Ticketmaster Summer in Stages

From There to You, From Here to Me

Scott Young
ODDMANOUT
Stage 3 at Northern Stage, Newcastle

From There to You, From Here to Me

A mother (Mary) is dying. Her daughter (Agnes), who hasn’t been to see her for months (although we don’t know why), is making a video recording of their conversations, supposedly for a PhD project (although quite what it’s about is not made clear and that aspect of the recording does tend to get lost in fairly short order) but it’s also because Agnes wants to anchor these conversations in reality. Talking of the past, she says she can’t be sure if her memories are genuine or have been constructed out of photographs and the things people have said about them.

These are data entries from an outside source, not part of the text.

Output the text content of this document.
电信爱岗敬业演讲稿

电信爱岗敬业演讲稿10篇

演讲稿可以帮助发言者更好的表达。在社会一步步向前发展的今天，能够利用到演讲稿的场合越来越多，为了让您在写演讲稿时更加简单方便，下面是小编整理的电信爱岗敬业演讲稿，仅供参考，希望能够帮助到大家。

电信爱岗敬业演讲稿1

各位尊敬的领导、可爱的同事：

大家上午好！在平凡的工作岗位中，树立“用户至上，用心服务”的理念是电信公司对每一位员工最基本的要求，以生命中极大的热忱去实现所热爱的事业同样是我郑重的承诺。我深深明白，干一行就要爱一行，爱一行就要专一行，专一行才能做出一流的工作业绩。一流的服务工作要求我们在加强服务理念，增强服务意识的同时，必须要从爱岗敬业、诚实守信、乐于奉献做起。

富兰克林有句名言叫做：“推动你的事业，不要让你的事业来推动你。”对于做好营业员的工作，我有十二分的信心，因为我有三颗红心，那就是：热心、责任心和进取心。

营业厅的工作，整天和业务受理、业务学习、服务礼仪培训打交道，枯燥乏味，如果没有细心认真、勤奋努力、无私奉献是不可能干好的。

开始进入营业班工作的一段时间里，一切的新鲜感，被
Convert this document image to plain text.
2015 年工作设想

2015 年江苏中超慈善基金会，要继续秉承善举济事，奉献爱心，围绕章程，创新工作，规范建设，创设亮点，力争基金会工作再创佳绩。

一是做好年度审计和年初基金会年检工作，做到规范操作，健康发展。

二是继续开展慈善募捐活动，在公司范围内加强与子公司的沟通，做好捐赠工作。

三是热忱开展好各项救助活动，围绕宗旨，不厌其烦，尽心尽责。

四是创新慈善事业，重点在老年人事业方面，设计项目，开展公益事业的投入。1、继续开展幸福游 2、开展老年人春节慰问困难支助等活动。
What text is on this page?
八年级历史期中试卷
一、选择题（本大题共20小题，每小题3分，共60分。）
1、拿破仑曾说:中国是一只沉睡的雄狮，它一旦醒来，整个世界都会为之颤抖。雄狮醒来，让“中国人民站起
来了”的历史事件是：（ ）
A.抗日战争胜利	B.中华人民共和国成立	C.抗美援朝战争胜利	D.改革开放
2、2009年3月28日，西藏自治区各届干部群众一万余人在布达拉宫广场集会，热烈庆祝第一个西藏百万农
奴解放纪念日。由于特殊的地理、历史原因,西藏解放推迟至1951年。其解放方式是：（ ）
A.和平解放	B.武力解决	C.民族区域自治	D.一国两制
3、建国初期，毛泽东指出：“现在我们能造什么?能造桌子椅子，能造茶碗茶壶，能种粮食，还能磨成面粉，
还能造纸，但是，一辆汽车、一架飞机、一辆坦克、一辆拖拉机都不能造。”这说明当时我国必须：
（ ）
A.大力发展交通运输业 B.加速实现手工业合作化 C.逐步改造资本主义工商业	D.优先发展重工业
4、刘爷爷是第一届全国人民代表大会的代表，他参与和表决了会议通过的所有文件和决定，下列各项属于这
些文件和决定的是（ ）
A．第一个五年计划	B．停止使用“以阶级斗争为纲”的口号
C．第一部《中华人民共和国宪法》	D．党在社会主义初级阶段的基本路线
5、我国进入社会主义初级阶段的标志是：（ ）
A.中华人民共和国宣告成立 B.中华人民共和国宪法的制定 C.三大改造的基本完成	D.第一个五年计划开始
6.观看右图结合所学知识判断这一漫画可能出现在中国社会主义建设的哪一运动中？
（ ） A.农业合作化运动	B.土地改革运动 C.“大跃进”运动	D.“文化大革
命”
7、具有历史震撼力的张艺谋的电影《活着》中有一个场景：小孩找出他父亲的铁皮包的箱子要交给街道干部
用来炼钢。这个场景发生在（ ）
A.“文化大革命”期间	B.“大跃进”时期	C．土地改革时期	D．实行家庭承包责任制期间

There’s a conversation, verging on argument, in which Mary becomes agitated because of the flashing red (recording) light on the camera. Then it’s reprised a little later.

There are conversations about the past, flashbacks to the past, video footage of what seems like part of their past as well as stock footage of Blackpool accompanied by a soundtrack of the Tower Ballroom organ, and, in the last minutes of the play, there’s a startling piece of footage as Mary, lying in bed, drops a real bombshell of a revelation.

That revelation is a huge surprise because everything that she had said up to that point was pointing in a different direction. If this play were a whodunit, the clues we thought we had picked up would have been misdirection—red herrings.

A programme note tells us that the play is about identity, self-discovery, reality, even questioning if there is such a thing as truth—a tall order for a play which is just over an hour long. It feels, in fact, as though it is still a work in progress. The story doesn’t always quite fit together, as if at times both it and the characters are being shaped to reflect the themes, all too often the case when a play is issue-led.

The cast, Christina Berriman Dawson (Agnes) and Jackie Lye (Mary), do a good job and carry the audience along with them, and Katy Weir’s direction keeps it moving at a good pace, but it really would benefit from allowing character and narrative to drive it and let the issues take a back seat.